An excellent balanced write up of some of the main issues with running Docker in production - covers the kernel requirements, filesystems, secrets, logging, image building and more. Required reading for anyone looking to run Docker at some level of scale.
http://sirupsen.com/production-docker/

An excellent set of questions for any security minded infrastructure developer to ask about different parts of a service-based architecture.
http://www.grahamlea.com/2015/07/microservices-security-questions/

A great high-level introduction to devops, focusing on the people and practices that we’re evolving and how that affects our selection of products.
http://readwrite.com/2015/07/29/devops-people-not-technology

I really like the idea of infrastructure code shipping with tests which the end-user can then use to verify that the code works as intended. These two posts demonstrate that, as well as getting that information into elasticsearch and KIbana.
http://annaken.blogspot.co.uk/2015/07/automated-serverspec-logstash-kibana-part1.html
http://annaken.blogspot.co.uk/2015/07/automated-serverspec-logstash-kibana-part2.html

Some observations on a subject that’s close to my heart - containers and configuration management.

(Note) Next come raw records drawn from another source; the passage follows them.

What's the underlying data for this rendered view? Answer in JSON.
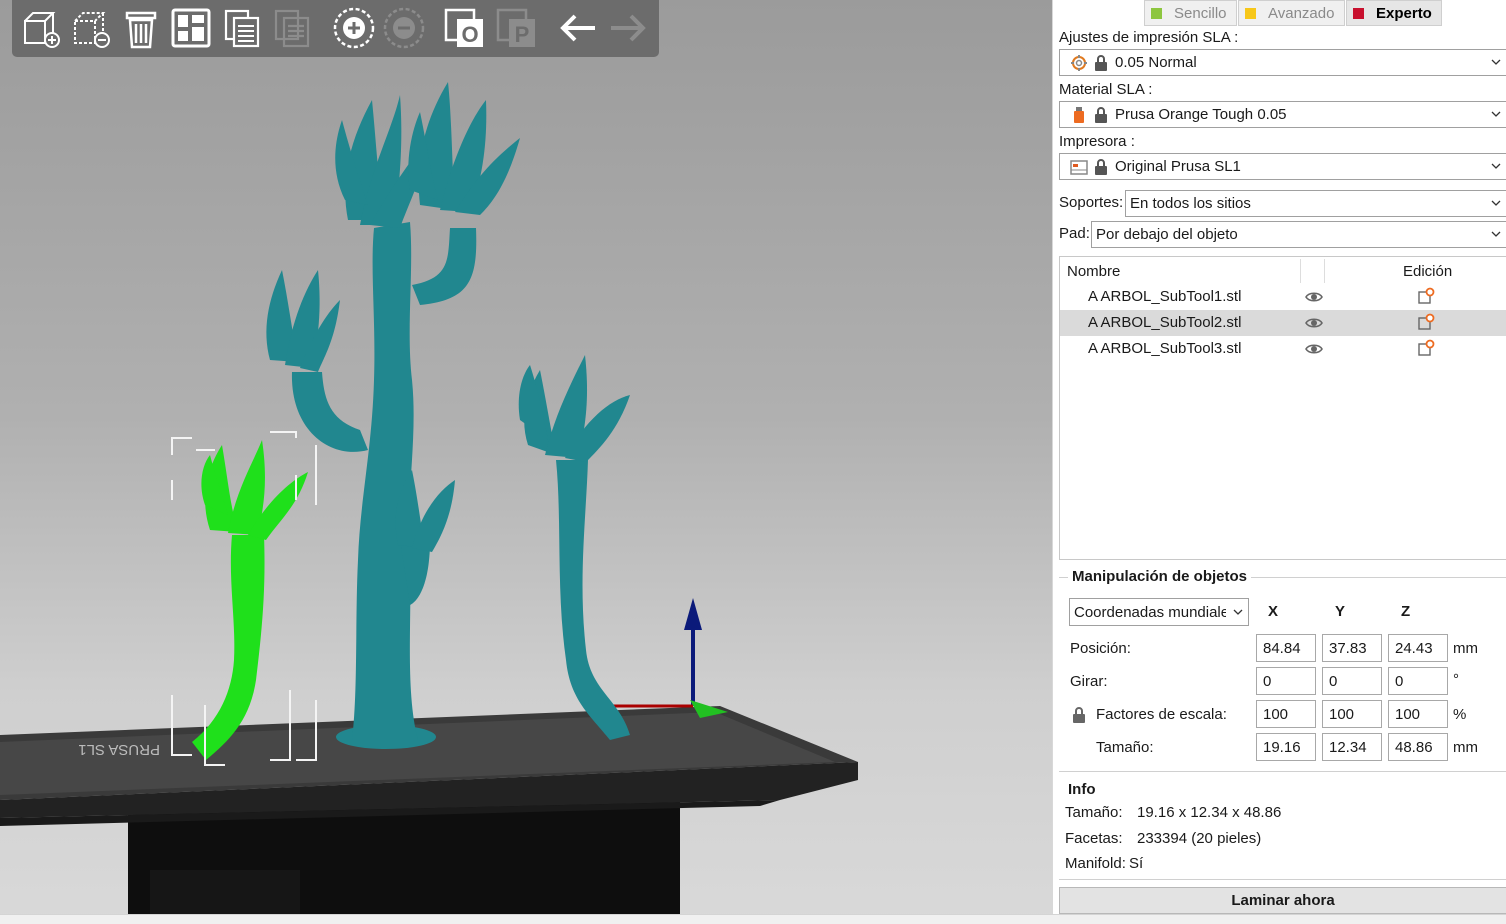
{
  "toolbar": {
    "buttons": [
      {
        "name": "add-icon",
        "enabled": true
      },
      {
        "name": "delete-icon",
        "enabled": true
      },
      {
        "name": "delete-all-icon",
        "enabled": true
      },
      {
        "name": "arrange-icon",
        "enabled": true
      },
      {
        "name": "copy-icon",
        "enabled": true
      },
      {
        "name": "paste-icon",
        "enabled": false
      },
      {
        "name": "add-instance-icon",
        "enabled": true
      },
      {
        "name": "remove-instance-icon",
        "enabled": false
      },
      {
        "name": "split-objects-icon",
        "enabled": true
      },
      {
        "name": "split-parts-icon",
        "enabled": false
      },
      {
        "name": "undo-icon",
        "enabled": true
      },
      {
        "name": "redo-icon",
        "enabled": false
      }
    ]
  },
  "modes": [
    {
      "label": "Sencillo",
      "color": "#8dc63f",
      "active": false
    },
    {
      "label": "Avanzado",
      "color": "#f7c719",
      "active": false
    },
    {
      "label": "Experto",
      "color": "#c8102e",
      "active": true
    }
  ],
  "print_settings": {
    "label": "Ajustes de impresión SLA :",
    "value": "0.05 Normal",
    "icon": "gear-icon"
  },
  "material": {
    "label": "Material SLA :",
    "value": "Prusa Orange Tough 0.05",
    "icon": "resin-bottle-icon",
    "color": "#ed6b21"
  },
  "printer": {
    "label": "Impresora :",
    "value": "Original Prusa SL1",
    "icon": "printer-icon"
  },
  "supports": {
    "label": "Soportes:",
    "value": "En todos los sitios"
  },
  "pad": {
    "label": "Pad:",
    "value": "Por debajo del objeto"
  },
  "object_list": {
    "col_name": "Nombre",
    "col_edit": "Edición",
    "rows": [
      {
        "name": "A ARBOL_SubTool1.stl",
        "selected": false
      },
      {
        "name": "A ARBOL_SubTool2.stl",
        "selected": true
      },
      {
        "name": "A ARBOL_SubTool3.stl",
        "selected": false
      }
    ]
  },
  "manipulation": {
    "title": "Manipulación de objetos",
    "coord_system": "Coordenadas mundiales",
    "axes": [
      "X",
      "Y",
      "Z"
    ],
    "position": {
      "label": "Posición:",
      "values": [
        "84.84",
        "37.83",
        "24.43"
      ],
      "unit": "mm"
    },
    "rotate": {
      "label": "Girar:",
      "values": [
        "0",
        "0",
        "0"
      ],
      "unit": "°"
    },
    "scale": {
      "label": "Factores de escala:",
      "values": [
        "100",
        "100",
        "100"
      ],
      "unit": "%"
    },
    "size": {
      "label": "Tamaño:",
      "values": [
        "19.16",
        "12.34",
        "48.86"
      ],
      "unit": "mm"
    }
  },
  "info": {
    "title": "Info",
    "size_label": "Tamaño:",
    "size_value": "19.16 x 12.34 x 48.86",
    "facets_label": "Facetas:",
    "facets_value": "233394 (20 pieles)",
    "manifold_label": "Manifold:",
    "manifold_value": "Sí"
  },
  "slice_button": "Laminar ahora",
  "colors": {
    "selected_object": "#1fe01b",
    "object": "#21878f",
    "bed": "#2a2a2a",
    "toolbar": "#6c6c6c"
  }
}
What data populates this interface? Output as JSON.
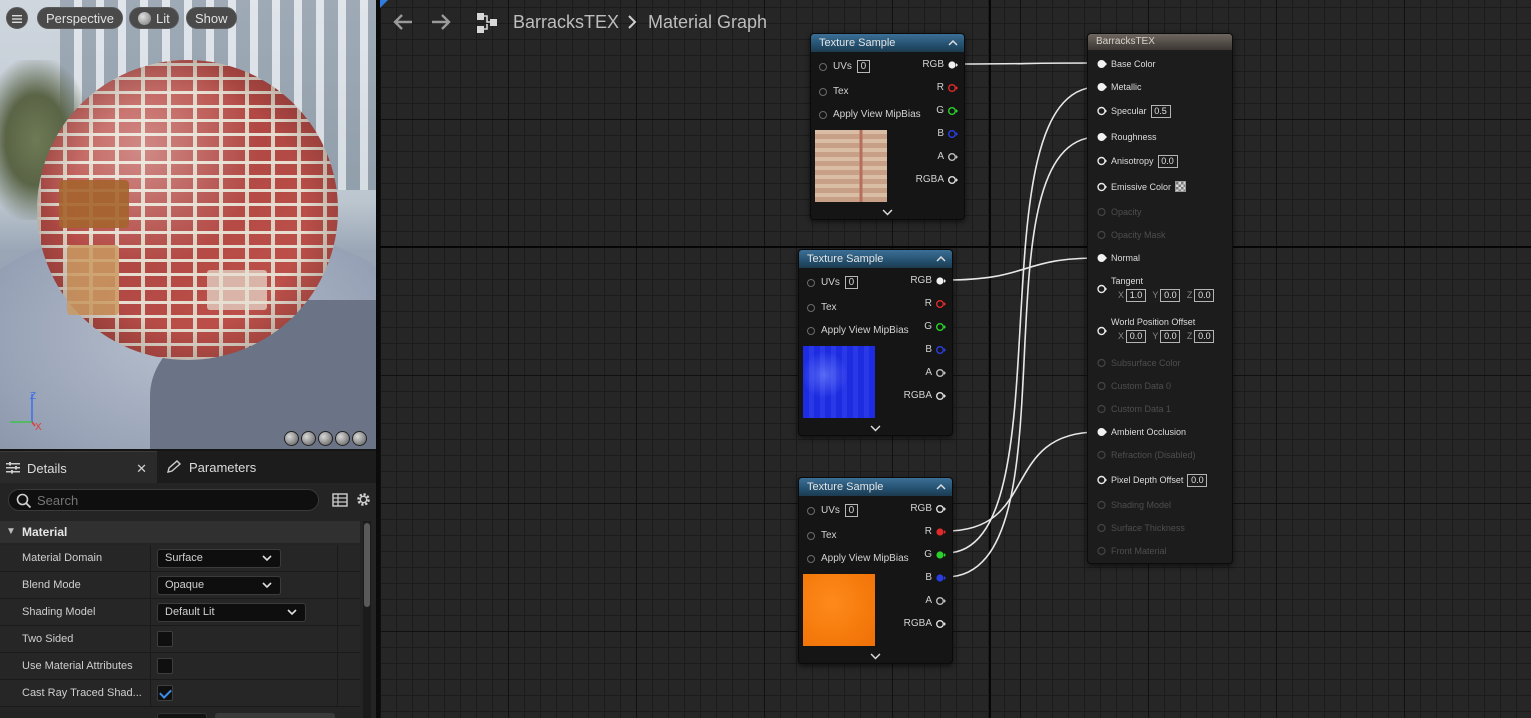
{
  "viewport": {
    "perspective_label": "Perspective",
    "lit_label": "Lit",
    "show_label": "Show",
    "axis_z": "Z",
    "axis_x": "X"
  },
  "details": {
    "tab_details": "Details",
    "tab_close": "✕",
    "tab_parameters": "Parameters",
    "search_placeholder": "Search",
    "category": "Material",
    "rows": [
      {
        "label": "Material Domain",
        "value": "Surface"
      },
      {
        "label": "Blend Mode",
        "value": "Opaque"
      },
      {
        "label": "Shading Model",
        "value": "Default Lit"
      },
      {
        "label": "Two Sided",
        "checked": false
      },
      {
        "label": "Use Material Attributes",
        "checked": false
      },
      {
        "label": "Cast Ray Traced Shad...",
        "checked": true
      }
    ]
  },
  "graph": {
    "asset_name": "BarracksTEX",
    "graph_name": "Material Graph",
    "texture_nodes": [
      {
        "title": "Texture Sample",
        "uvs": "0",
        "inputs": [
          "UVs",
          "Tex",
          "Apply View MipBias"
        ],
        "outputs": [
          "RGB",
          "R",
          "G",
          "B",
          "A",
          "RGBA"
        ]
      },
      {
        "title": "Texture Sample",
        "uvs": "0",
        "inputs": [
          "UVs",
          "Tex",
          "Apply View MipBias"
        ],
        "outputs": [
          "RGB",
          "R",
          "G",
          "B",
          "A",
          "RGBA"
        ]
      },
      {
        "title": "Texture Sample",
        "uvs": "0",
        "inputs": [
          "UVs",
          "Tex",
          "Apply View MipBias"
        ],
        "outputs": [
          "RGB",
          "R",
          "G",
          "B",
          "A",
          "RGBA"
        ]
      }
    ],
    "result_node": {
      "title": "BarracksTEX",
      "specular": "0.5",
      "anisotropy": "0.0",
      "tangent": {
        "x": "1.0",
        "y": "0.0",
        "z": "0.0"
      },
      "wpo": {
        "x": "0.0",
        "y": "0.0",
        "z": "0.0"
      },
      "pixel_depth_offset": "0.0",
      "axis_x": "X",
      "axis_y": "Y",
      "axis_z": "Z",
      "pins": {
        "base_color": "Base Color",
        "metallic": "Metallic",
        "specular": "Specular",
        "roughness": "Roughness",
        "anisotropy": "Anisotropy",
        "emissive": "Emissive Color",
        "opacity": "Opacity",
        "opacity_mask": "Opacity Mask",
        "normal": "Normal",
        "tangent": "Tangent",
        "wpo": "World Position Offset",
        "subsurface": "Subsurface Color",
        "custom0": "Custom Data 0",
        "custom1": "Custom Data 1",
        "ao": "Ambient Occlusion",
        "refraction": "Refraction (Disabled)",
        "pdo": "Pixel Depth Offset",
        "shading_model": "Shading Model",
        "thickness": "Surface Thickness",
        "front_material": "Front Material"
      }
    }
  },
  "colors": {
    "accent": "#2f7de1",
    "pin_red": "#e02a2a",
    "pin_green": "#2ad12a",
    "pin_blue": "#2a3ee0"
  }
}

Mainly a discussion of the trade-offs involved in adopting new technology before the tooling matures.
http://txt.fliglio.com/2015/07/containers-and-cfg-mgmt/

Another set of posts in this excellent series on what and how to monitor various common open source components - this time digging into monitoring the Varnish caching server.
https://www.datadoghq.com/blog/how-to-monitor-varnish/
https://www.datadoghq.com/blog/how-to-collect-varnish-metrics/

Coming to Java and JVM monitoring from other software tends to present a bit of a learning curve. This post introduces some of the approaches and tools which should help get you started.
https://blog.dataloop.io/2015/07/25/monitoring-java-apps-with-nagios-graphite-and-statsd/

A post looking at two different layouts for a service based system system, one point-to-point and another based on an event stream. I’m glad someone asked the ESB question in the comments though.
http://www.thoughtworks.com/insights/blog/scaling-microservices-event-stream

A good post on different ways of addressing complexity in systems, and in particular in the context of Facebook why a focus is placed on making changes reversible.
https://www.facebook.com/notes/kent-beck/taming-complexity-with-reversibility/1000330413333156

A quick reminder that system packages have lots of properties which other approaches tend to miss.
http://www.krisbuytaert.be/blog/power-packaging-software-package-all-things

Events

Devopsdays Berlin is coming up on the 26th and 27th of October. Registration and the call for proposals are both open now, and the conference is also on the lookout for sponsors.
http://www.devopsdays.org/events/2015-berlin/

Velocity Europe is coming up on October 28th until the 30th in Amsterdam with the usual mix of solid operations and performance talks and tutorials. The discount code DOW20 should provide a hefty 20% discount too.
http://velocityconf.com/devops-web-performance-eu-2015

Tools

ActiveMQ Artemis is a multi-protocol, embeddable, very high performance, clustered, asynchronous messaging system. It provides high availability and wide range of clustering options out of the box.
https://activemq.apache.org/artemis/

Python has always had a hand in data analysis work, but mainly for smaller or medium sized data sets. Ibis aims to change that, with first class integration the Hadoop ecosystem, without compromises in functionality, usability, or performance.
https://github.com/cloudera/ibis
http://www.ibis-project.org/

Racker is an opinionated Ruby DSL for generating Packer JSON templates. The main advantage appears to be composition and reuse, handy if you’re maintaining a number of templates.
https://github.com/aspring/racker

Testinfra is a tool for writing unit tests for infrastructure, similar to Serverspec but implemented in Python. It supports a few standard privatives like files, services, packages and users, as well as featuring integration with Salt and Puppet.